Elle me prit alors par le bras et m'entraîna avec elle. Quelques minutes plus tard, nous découvrions donc une grotte parfaite pour Fastic. J'observais alors sa réaction et le vis s'avancer vers celle-ci. A première vu, cela paraissait lui plaire. 

-J'aimerais beaucoup passer du temps avec lui, mais je ne suis pas certaine d'en avoir en ce moment. Alors si tu pouvais lui rendre visite au moins une fois par jour, ce serait super, lui dis-je, un peu gênée. 

-Rien ne me ferait plus plaisir, ne fais pas cette tête. Il m'a tout l'air d'être adorable. J'aurais besoin de lui apporter à manger? 

-Normalement non, il se nourrit lui même. Mais il faut que j'y aille maintenant. Même si je n'ai finalement pas mis beaucoup de temps à le trouver, Yla sera rassurée de me voir revenir. 

Egna acquiesça puis je partis dire au revoir à Fastic. Je lui promettais à voix basse de revenir le plus tôt possible et quittais ensuite le royaume des Elfes. 

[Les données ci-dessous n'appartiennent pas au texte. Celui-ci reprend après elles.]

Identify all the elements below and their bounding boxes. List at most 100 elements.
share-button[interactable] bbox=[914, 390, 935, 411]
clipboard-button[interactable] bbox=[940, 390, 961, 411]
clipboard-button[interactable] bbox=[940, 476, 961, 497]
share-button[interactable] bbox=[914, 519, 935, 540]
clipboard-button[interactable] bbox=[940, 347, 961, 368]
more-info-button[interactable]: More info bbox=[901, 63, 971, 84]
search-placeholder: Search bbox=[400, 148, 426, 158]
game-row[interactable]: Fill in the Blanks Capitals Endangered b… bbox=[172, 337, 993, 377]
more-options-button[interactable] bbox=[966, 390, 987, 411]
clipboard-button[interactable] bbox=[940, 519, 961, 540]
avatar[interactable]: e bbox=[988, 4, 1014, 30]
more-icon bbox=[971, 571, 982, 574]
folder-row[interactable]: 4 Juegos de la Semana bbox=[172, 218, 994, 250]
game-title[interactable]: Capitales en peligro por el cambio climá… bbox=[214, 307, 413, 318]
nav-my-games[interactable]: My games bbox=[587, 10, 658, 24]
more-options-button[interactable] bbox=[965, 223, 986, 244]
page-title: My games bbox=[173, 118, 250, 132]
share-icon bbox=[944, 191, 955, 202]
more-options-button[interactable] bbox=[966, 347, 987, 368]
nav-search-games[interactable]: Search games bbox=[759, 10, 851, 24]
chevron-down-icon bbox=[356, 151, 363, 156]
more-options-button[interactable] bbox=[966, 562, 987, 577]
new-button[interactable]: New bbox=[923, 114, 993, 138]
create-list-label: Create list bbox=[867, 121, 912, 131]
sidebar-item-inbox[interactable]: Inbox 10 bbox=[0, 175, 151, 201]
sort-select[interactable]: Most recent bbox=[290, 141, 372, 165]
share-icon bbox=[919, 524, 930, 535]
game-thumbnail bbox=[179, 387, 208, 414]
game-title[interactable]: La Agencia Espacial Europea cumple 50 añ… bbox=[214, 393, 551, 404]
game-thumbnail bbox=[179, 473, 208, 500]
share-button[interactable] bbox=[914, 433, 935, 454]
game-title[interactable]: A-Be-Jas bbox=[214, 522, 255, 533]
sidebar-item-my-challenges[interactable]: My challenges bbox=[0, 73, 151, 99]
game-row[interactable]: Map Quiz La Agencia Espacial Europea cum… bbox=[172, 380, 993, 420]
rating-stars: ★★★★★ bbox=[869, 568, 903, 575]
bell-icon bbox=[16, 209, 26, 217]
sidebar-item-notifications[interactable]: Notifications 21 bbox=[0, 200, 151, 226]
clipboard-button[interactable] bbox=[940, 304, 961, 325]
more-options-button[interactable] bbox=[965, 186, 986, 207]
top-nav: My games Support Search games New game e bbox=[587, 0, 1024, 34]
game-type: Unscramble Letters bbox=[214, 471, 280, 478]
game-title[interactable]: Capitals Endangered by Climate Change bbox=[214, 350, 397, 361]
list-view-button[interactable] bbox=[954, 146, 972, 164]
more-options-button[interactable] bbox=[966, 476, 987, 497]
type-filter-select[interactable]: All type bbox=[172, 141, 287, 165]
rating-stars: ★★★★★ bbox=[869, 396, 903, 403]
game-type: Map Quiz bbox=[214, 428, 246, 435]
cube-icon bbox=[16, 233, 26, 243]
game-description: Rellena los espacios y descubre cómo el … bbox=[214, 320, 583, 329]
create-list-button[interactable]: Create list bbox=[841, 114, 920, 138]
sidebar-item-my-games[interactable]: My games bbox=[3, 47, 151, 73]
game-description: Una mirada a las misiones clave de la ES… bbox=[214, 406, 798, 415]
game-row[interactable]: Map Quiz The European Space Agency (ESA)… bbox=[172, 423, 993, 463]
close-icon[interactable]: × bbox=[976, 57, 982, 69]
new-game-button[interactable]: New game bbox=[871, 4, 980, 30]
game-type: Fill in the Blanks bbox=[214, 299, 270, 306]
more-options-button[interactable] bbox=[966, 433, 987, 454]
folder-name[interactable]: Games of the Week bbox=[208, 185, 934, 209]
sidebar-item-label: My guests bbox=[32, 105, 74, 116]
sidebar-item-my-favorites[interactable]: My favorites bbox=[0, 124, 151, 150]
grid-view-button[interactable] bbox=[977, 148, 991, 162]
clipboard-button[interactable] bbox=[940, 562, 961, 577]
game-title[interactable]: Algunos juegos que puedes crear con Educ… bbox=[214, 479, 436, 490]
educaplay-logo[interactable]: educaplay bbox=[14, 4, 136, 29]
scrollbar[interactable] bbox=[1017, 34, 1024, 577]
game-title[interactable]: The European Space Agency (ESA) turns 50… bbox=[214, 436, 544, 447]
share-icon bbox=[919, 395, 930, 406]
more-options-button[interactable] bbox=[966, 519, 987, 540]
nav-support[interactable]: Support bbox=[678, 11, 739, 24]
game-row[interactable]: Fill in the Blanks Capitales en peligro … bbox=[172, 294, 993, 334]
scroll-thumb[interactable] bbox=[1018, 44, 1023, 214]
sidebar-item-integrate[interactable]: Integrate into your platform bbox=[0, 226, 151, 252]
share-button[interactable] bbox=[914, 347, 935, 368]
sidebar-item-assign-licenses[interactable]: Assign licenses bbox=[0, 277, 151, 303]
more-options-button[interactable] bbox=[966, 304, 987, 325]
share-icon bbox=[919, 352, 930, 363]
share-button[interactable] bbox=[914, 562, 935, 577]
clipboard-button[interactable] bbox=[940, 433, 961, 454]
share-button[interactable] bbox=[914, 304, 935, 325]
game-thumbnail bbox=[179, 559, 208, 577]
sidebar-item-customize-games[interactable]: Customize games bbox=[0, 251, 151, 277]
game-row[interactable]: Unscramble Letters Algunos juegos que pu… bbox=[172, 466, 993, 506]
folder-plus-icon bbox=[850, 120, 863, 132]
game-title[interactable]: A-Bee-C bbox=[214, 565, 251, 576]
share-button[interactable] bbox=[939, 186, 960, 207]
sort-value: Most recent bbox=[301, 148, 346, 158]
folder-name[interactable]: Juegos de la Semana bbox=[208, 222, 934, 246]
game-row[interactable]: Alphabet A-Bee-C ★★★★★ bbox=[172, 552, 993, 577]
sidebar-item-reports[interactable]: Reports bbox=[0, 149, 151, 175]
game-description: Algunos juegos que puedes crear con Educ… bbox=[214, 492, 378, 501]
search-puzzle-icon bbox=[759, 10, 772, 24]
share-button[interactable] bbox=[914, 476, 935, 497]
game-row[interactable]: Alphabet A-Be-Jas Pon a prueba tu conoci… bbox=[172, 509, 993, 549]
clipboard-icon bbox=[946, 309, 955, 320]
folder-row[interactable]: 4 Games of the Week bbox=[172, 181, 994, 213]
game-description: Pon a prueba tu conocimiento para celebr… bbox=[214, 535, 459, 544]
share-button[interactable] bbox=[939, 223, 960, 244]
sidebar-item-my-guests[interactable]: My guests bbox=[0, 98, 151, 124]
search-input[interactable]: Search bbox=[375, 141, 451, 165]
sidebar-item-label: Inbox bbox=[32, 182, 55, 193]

En sortant, je jetais un coup d'œil à ma montre. Il était quatorze heures passées et pourtant le soleil paraissait encore à son zénith. Je passais ma main sur mon front humide, déjà fatiguée par le soleil cuisant. Puis c'est alors que sur le chemin de ma maison, je découvris un homme inconscient et gravement blessé sous un arbre. Un legio.